I still have the Lucas generator made in England. Assuming it's probably been rebuilt at one time. Too clean to be original dirt. The voltage regulator on the firewall looks new. Battery is almost 4 years old. Napa commercial truck/tractor. I always keep a trickle charger on it.

I took the starter back off to clean the contacts under the bendix magnetic lever like RC Wells suggested. Didn't see any improvement from that. However I put it back on with out the dust cover to test how easily it engages when I push that down. Took a lot of tries to get it to engage . And when it did it stuck in and wouldn't spring back. So I'm thinking the burrs on the ring gear could be the issue.

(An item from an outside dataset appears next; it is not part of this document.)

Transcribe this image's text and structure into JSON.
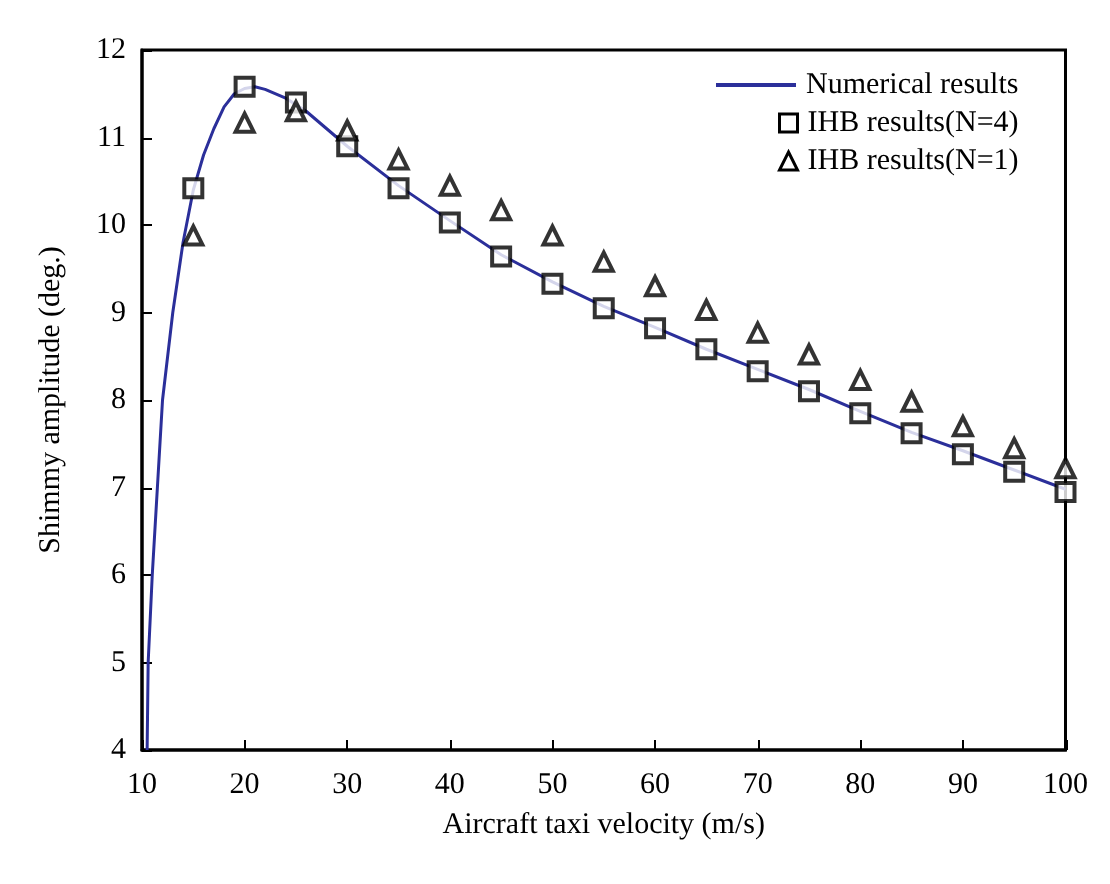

I'm more of a chainsaw guy but I never heard of a tractor engine stopping in the same spot everytime. What causes that?


----------



## Guest (Mar 12, 2018)

I've never heard the idea that an engine will always stop at the same spot on the flywheel. In fact I knew someone who had a tractor with some bad teeth on the bell housing and only sometimes this would cause a starting problem. Not saying it's true or untrue, just don't know. But, ok you've convinced me the problem is mechanical. Be nice if you could try a different starter. Speaking about the Lucas generator and voltage regulator. The alternator they sell for these tractors charges at 65 amps. (There's a cheaper one that charges at 35 amps) but the lucas generator I believe is rated for 22 amps and does not charge at idle speed I'm told. The "one wire" alternator conversion will put lucas out of your life forever and it's available with the tach drive. So when it comes time to spend money there.....


----------



## Fordtruckguy5 (Mar 5, 2017)

Graysonr said:


> I've never heard the idea that an engine will always stop at the same spot on the flywheel. In fact I knew someone who had a tractor with some bad teeth on the bell housing and only sometimes this would cause a starting problem. Not saying it's true or untrue, just don't know. But, ok you've convinced me the problem is mechanical. Be nice if you could try a different starter. Speaking about the Lucas generator and voltage regulator. The alternator they sell for these tractors charges at 65 amps. (There's a cheaper one that charges at 35 amps) but the lucas generator I believe is rated for 22 amps and does not charge at idle speed I'm told. The "one wire" alternator conversion will put lucas out of your life forever and it's available with the tach drive. So when it comes time to spend money there.....


Appreciate the info on the generator! No sense in fixing what's not broken. But good info to have in the future . Speaking of the tack drive. The previous owner told me he installed a new tach cable and it worked for a day or so then the tack needle broke and it now just spins round and round. Ya think he installed it wrong, or did the tach just go bad?

Next chance I get to work on it, I'm gonna file the burrs of the couple teeth showing, and retest to see if it binds less. Will keep you all updated.


----------



## Guest (Mar 12, 2018)

Let me stress.....I am not a mechanic....having said that, to me it would seem that you could disconnect the cable from the tach and see if it spins with the engine running. Generator has to drive the cable, cable has to be whole, cable has to drive the tach and hour meter. Perhaps one of the more mechanically experienced folks can shed more light?


----------